“Financial blogging has it’s challenges”, said the copywriter.
If you identified the errors in the sentence above, you probably aren’t making bloggers’ two most common punctuation mistakes. These mistakes aren’t confined to blogs. I see them in every kind of financial and personal communication.
It’s vs. its
“It’s” is a whopping exception to the rule that you form the possessive by adding an apostrophe and the letter s.
“The performance of the mutual fund” becomes “the mutual fund’s performance,” but “the performance of it” becomes “its performance,” with no apostrophe.

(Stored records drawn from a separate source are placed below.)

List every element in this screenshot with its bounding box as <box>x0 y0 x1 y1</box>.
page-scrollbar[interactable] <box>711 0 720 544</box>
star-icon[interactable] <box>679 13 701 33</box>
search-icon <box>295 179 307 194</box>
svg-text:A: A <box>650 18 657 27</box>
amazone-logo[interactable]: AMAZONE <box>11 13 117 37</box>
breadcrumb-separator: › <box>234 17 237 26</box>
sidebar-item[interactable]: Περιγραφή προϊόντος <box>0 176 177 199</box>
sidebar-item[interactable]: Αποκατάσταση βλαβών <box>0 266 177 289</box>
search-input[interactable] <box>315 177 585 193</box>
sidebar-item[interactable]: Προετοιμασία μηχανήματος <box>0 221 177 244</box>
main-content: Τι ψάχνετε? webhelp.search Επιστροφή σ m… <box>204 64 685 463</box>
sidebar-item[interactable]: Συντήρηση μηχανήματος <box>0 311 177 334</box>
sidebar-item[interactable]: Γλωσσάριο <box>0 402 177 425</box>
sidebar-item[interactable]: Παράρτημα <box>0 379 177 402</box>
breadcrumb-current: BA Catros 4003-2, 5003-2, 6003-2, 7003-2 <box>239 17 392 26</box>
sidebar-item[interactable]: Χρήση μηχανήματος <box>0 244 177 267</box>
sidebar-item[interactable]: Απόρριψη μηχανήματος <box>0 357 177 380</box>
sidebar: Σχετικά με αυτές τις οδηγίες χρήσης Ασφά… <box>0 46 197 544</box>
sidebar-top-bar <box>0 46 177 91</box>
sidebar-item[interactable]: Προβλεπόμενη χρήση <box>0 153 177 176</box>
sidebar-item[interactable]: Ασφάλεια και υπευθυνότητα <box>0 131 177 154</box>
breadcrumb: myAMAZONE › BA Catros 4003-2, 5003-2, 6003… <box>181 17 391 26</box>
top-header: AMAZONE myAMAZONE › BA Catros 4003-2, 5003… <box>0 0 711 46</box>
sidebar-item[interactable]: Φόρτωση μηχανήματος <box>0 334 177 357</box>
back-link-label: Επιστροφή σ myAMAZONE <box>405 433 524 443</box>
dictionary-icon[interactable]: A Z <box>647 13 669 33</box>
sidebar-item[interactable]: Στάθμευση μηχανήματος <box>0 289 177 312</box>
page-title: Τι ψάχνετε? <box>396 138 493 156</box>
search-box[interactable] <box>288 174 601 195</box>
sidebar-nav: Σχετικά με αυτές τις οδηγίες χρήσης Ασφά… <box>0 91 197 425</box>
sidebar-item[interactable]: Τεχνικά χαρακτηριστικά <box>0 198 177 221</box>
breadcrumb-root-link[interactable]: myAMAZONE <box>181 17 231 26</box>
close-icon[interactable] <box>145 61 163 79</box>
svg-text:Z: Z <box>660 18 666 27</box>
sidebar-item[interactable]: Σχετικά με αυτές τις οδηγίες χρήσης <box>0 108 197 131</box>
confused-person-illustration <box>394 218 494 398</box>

“Apostrophes should not be used with possessive pronouns because possessive pronouns already show possession,” as explained by the Online Writing Center at Purdue University. So don’t add an apostrophe to “yours,” “ours,” “his,” “hers,” or “theirs.”
Remember: “it’s” always means “it is.”
Quotation marks and misplaced punctuation
Punctuation generally belongs inside the closing quotation mark. So my opening sentence should be punctuated like this: “Financial blogging has its challenges,” said the copywriter.
The Associated Press Stylebook puts the rules like this:
1. “The period and the comma always go within the quotation marks.”
2. “The dash, the semicolon, the question mark and the exclamation point go within the quotation marks when they apply to the quoted matter only. They go outside when they apply to the whole sentence.”
The Stylebook is talking about punctuation at the end, not the beginning, of a quotation.
However, if you’re writing for a British or Canadian audience rather than a U.S. audience, punctuation goes outside the quotation marks. Grammar Girl says, “Printers found that the periods and commas were more stable when they were placed inside closing quotation marks, so that’s the way they started doing it,” according to “Why are British English and American English different?” Grammar Girl seems to agree with my friend who thinks the British practice is more logical. Still, punctuation-conscious Americans wince when you flout the American way.
The bottom line
Earlier this year I asked my newsletter readers “Do grammar or punctuation errors affect the writer’s credibility in your eyes?”
Results:
0% No, I don’t notice errors
2% No, I don’t care
22% Yes, but I forgive small errors, especially in social networking posts
75% Yes, it generally hurts my opinion
Only 2% of respondents answered “No.” That sends a strong message about the impact that errors have on your readers.
So, please
- Distinguish between “it’s” and “its.”
- Always put your commas and periods inside your closing quotation marks.